Há mais, porém. Como o bê-á-bá da economia nos alerta, investimentos já realizados, neste caso na exploração do minério de ferro, não se transferem, total ou parcialmente, com facilidade ou em prazo curto, de um setor a outro. Isso requer um tempo longo o suficiente para permitir a conversão dos ativos atualmente utilizados na exploração do minério (máquinas e equipamentos, em especial) em ativos adequados à área siderúrgica. Inversões novas nesta exigiriam recursos adicionais não disponíveis de imediato. Ou será que os economistas de araque pensam nos recursos da Vale como infinitos? Em termos práticos, atender ao pedido de Lula seria como criar uma nova e gigantesca empresa, com prazo dilatado de maturação. Mas, qual palpiteiro se importa com isso se os recursos dele não entram no jogo?
Por ironia, os gastos em programas do governo andam claudicantes e são mal feitos, com cronogramas atrasados e denúncias de má aplicação de recursos. De quem, a culpa? Responde o governo: do Tribunal de Contas da União e do Ibama. Este porque supostamente faz exigências ambientais descabidas, aquele porque exageraria na fiscalização. Os dois se tornaram os vilões dessa história. A incompetência gerencial pública, não.
Alegam os estatizantes que a Vale foi construída com dinheiro do povo e, assim sendo, deveria voltar a seu controle.

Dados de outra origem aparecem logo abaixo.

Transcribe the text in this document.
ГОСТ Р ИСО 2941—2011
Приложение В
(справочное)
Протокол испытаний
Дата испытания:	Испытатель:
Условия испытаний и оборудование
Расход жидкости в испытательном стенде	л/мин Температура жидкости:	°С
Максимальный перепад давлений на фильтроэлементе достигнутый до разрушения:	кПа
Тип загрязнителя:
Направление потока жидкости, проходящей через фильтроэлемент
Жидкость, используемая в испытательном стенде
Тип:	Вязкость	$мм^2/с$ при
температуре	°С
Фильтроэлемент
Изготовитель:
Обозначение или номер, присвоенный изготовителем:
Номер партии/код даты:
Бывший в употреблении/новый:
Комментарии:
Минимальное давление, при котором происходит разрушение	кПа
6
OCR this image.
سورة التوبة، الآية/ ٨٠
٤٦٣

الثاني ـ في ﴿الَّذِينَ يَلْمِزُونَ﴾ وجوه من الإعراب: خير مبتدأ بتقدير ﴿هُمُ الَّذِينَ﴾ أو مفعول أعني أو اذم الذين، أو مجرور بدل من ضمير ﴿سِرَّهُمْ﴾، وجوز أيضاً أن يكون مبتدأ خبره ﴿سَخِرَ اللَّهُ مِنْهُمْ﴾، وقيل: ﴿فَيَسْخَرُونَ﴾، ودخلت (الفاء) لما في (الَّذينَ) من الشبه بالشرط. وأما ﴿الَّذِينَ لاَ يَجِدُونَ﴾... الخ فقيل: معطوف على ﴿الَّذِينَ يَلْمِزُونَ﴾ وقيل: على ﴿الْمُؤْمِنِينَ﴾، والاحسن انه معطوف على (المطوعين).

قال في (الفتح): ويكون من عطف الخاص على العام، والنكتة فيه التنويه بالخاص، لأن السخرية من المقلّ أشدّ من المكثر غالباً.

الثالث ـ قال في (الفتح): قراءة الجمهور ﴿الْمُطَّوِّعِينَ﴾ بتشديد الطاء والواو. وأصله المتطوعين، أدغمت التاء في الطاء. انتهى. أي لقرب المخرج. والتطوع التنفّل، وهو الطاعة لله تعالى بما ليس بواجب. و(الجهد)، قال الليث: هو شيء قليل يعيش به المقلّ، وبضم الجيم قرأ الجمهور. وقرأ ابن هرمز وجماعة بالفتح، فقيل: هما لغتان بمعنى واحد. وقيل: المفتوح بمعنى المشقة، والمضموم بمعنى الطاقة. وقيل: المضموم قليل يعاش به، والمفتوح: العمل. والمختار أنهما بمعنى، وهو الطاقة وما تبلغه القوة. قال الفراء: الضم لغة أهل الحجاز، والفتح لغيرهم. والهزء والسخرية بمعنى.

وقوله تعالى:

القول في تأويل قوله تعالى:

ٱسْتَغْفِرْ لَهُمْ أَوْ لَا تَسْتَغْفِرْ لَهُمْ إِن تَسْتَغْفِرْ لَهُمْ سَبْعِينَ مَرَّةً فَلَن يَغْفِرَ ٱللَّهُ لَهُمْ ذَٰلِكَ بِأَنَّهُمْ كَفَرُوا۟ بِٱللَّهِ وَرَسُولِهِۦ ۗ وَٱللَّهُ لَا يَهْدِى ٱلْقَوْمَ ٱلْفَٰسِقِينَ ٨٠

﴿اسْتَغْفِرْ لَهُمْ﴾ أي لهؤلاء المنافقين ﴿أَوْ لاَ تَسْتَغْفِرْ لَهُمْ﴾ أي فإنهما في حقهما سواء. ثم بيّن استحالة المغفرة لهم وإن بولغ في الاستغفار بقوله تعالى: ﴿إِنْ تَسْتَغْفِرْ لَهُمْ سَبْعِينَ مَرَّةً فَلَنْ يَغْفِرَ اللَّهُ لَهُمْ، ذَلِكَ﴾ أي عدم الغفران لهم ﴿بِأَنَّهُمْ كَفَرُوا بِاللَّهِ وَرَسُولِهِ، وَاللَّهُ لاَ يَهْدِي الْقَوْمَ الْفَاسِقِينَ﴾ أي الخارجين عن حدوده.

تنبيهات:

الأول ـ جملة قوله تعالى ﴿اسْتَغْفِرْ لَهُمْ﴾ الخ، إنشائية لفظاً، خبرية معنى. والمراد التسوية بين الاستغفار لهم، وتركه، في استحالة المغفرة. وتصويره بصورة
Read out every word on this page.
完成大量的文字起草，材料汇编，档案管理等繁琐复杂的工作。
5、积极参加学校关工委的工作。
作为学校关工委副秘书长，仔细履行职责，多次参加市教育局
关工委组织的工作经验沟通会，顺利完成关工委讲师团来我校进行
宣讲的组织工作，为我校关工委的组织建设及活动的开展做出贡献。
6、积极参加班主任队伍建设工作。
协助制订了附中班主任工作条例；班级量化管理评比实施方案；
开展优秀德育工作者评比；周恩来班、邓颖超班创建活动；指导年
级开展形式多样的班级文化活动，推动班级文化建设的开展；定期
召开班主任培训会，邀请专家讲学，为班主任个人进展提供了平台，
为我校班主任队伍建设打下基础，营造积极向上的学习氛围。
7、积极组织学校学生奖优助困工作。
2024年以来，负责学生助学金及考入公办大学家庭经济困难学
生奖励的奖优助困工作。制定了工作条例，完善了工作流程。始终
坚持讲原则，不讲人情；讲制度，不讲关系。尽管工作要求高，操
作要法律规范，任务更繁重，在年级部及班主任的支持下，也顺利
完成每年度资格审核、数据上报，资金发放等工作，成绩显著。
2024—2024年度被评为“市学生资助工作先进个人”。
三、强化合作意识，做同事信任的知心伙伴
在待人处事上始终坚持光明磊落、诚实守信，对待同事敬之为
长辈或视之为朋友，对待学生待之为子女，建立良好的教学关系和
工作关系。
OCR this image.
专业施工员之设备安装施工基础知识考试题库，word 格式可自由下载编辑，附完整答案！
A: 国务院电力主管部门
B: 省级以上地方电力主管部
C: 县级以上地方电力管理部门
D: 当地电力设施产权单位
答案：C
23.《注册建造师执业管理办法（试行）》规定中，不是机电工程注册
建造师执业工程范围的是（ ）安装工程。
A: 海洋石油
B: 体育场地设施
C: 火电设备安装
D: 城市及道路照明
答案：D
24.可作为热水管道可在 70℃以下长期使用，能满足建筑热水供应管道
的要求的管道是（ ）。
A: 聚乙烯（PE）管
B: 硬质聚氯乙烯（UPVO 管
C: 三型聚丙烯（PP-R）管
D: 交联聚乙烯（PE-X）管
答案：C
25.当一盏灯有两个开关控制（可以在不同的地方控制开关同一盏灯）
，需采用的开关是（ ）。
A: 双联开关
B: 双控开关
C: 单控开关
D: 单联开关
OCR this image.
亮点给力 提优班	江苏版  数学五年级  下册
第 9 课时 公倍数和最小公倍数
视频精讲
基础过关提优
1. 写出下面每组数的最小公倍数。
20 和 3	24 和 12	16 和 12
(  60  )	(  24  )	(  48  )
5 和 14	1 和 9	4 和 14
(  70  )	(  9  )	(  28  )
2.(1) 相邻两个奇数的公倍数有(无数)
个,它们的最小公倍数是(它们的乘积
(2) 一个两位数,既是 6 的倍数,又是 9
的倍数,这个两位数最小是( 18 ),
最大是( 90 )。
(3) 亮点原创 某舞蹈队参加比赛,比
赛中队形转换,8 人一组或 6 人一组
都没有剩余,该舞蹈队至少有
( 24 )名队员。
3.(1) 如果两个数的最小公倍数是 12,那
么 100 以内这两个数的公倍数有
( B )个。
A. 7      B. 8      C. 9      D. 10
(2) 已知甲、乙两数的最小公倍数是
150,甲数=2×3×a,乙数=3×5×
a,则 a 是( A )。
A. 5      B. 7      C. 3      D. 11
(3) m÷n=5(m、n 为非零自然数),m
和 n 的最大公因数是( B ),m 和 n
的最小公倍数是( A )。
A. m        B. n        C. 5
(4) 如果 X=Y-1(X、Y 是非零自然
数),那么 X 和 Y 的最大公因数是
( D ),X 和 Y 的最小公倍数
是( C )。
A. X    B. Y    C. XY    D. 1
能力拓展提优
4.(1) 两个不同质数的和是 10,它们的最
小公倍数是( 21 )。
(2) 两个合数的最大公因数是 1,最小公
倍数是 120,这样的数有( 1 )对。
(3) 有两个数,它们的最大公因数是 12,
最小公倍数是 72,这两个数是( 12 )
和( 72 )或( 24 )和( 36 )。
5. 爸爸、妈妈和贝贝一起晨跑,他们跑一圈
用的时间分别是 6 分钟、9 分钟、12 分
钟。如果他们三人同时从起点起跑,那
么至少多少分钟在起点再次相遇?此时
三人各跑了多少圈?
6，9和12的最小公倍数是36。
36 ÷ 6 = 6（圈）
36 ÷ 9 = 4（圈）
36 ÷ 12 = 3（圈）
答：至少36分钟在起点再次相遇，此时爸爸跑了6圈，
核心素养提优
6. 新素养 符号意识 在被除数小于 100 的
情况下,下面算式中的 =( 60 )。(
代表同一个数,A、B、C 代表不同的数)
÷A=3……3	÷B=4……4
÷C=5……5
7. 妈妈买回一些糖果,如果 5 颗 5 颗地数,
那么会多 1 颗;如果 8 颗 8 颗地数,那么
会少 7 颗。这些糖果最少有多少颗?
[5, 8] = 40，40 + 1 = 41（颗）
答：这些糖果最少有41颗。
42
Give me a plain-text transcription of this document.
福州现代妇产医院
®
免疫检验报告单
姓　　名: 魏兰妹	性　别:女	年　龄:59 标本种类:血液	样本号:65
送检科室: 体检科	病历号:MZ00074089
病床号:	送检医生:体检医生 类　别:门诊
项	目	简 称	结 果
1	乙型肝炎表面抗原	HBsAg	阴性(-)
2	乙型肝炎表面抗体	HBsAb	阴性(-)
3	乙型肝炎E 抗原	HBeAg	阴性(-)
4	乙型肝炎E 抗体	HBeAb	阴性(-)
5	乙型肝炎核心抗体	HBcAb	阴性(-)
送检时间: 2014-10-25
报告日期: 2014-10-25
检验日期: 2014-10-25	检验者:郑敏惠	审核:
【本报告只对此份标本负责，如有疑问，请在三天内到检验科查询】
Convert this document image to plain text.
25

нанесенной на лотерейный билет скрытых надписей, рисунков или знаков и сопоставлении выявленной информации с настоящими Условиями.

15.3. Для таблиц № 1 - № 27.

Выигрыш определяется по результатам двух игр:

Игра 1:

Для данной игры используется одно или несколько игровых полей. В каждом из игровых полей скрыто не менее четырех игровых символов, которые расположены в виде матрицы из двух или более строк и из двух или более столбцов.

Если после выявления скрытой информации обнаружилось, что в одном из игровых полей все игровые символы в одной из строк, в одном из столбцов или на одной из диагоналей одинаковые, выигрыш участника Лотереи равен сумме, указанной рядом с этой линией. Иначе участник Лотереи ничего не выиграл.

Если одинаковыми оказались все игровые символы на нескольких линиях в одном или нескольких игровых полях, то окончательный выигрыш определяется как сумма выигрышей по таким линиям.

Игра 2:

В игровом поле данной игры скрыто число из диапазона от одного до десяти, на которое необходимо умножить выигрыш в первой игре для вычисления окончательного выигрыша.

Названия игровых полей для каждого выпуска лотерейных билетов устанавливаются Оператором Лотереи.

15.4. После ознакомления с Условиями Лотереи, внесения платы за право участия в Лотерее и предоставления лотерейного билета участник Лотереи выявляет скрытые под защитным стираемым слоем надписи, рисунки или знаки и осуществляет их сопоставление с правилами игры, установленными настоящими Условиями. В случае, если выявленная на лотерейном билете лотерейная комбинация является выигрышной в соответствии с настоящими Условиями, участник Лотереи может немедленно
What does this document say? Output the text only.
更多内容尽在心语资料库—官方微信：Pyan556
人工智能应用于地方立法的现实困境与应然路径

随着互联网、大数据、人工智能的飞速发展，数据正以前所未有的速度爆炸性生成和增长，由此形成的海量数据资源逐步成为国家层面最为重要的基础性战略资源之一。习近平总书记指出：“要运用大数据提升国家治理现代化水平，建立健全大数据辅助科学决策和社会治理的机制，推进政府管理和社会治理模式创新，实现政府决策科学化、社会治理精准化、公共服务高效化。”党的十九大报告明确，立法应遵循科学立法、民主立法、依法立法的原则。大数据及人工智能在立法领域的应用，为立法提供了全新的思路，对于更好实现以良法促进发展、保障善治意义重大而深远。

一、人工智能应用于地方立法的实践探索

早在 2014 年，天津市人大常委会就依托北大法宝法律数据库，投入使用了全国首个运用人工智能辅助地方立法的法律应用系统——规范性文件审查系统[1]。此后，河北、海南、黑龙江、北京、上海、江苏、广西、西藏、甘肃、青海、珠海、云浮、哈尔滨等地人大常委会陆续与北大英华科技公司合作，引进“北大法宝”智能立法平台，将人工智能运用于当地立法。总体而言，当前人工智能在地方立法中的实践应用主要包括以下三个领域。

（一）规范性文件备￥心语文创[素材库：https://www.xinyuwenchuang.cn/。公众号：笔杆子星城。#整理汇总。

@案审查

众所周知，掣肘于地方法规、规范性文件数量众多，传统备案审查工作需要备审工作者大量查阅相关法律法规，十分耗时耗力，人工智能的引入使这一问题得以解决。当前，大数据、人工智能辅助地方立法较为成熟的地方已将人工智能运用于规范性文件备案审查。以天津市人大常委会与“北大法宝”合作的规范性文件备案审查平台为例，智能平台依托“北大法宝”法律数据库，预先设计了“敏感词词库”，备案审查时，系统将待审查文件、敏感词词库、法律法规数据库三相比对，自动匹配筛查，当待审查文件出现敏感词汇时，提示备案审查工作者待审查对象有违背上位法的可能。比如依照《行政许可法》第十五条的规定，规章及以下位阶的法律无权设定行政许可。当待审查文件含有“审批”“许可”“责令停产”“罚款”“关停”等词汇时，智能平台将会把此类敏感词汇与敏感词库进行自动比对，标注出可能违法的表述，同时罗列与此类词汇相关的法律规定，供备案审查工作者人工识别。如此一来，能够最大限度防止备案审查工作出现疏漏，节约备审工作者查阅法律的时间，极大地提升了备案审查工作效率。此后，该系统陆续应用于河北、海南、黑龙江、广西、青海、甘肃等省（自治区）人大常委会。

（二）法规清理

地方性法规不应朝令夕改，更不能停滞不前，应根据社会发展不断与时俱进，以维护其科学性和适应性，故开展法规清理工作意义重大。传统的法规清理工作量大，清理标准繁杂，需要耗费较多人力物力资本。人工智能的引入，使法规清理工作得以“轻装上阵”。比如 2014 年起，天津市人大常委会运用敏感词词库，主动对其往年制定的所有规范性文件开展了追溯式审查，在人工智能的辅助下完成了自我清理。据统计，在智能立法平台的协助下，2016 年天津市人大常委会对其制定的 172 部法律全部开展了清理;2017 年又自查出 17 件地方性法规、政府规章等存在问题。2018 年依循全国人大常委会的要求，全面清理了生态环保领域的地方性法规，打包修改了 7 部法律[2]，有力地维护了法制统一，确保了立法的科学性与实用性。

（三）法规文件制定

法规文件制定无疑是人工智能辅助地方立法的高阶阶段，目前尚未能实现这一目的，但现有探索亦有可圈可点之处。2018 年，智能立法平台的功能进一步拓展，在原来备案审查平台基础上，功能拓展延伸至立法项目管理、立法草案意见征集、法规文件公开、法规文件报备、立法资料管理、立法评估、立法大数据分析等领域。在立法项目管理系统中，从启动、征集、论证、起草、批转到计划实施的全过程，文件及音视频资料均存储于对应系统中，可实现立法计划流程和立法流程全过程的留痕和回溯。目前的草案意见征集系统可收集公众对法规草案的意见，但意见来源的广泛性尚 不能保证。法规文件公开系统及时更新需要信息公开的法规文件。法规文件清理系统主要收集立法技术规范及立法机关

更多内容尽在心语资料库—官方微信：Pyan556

Confundem, com essa pobre visão, uns de boa, outros de péssima fé, burocracia estatal com povo e se esquecem de que a empresa, depois de privatizada, multiplicou empregos, receitas, lucros e impostos para as já abarrotadas burras governamentais em quantia muito mais elevada do que a dos parcos dividendos pagos antes por ela ao erário, como estatal.
O que a trajetória estatizante no Brasil e no resto do mundo torna evidente, senão a apropriação por uma elite burocrática, politicamente escolhida, arrogante e sem conexão necessária com a competência profissional, do controle de empresas estatais, em seu benefício? É tocante, até, ver pessoas, em geral jovens, bradando em passeatas contra a privatização e defendendo, na prática, privilégios desse tipo, sob a ilusão de defenderem "o povo" e não os tecnocratas. O Brasil não precisa de reestatização, com a imensa e inevitável procissão de novas oportunidades de corrupção – lembremos que o setor público já consome quase 40% do nosso Produto Interno Bruto. Precisa, sim, de mais  capitalismo e privatização. Da Petrobras, por exemplo, sempre usada eleitoralmente, como todas as estatais seriam e são.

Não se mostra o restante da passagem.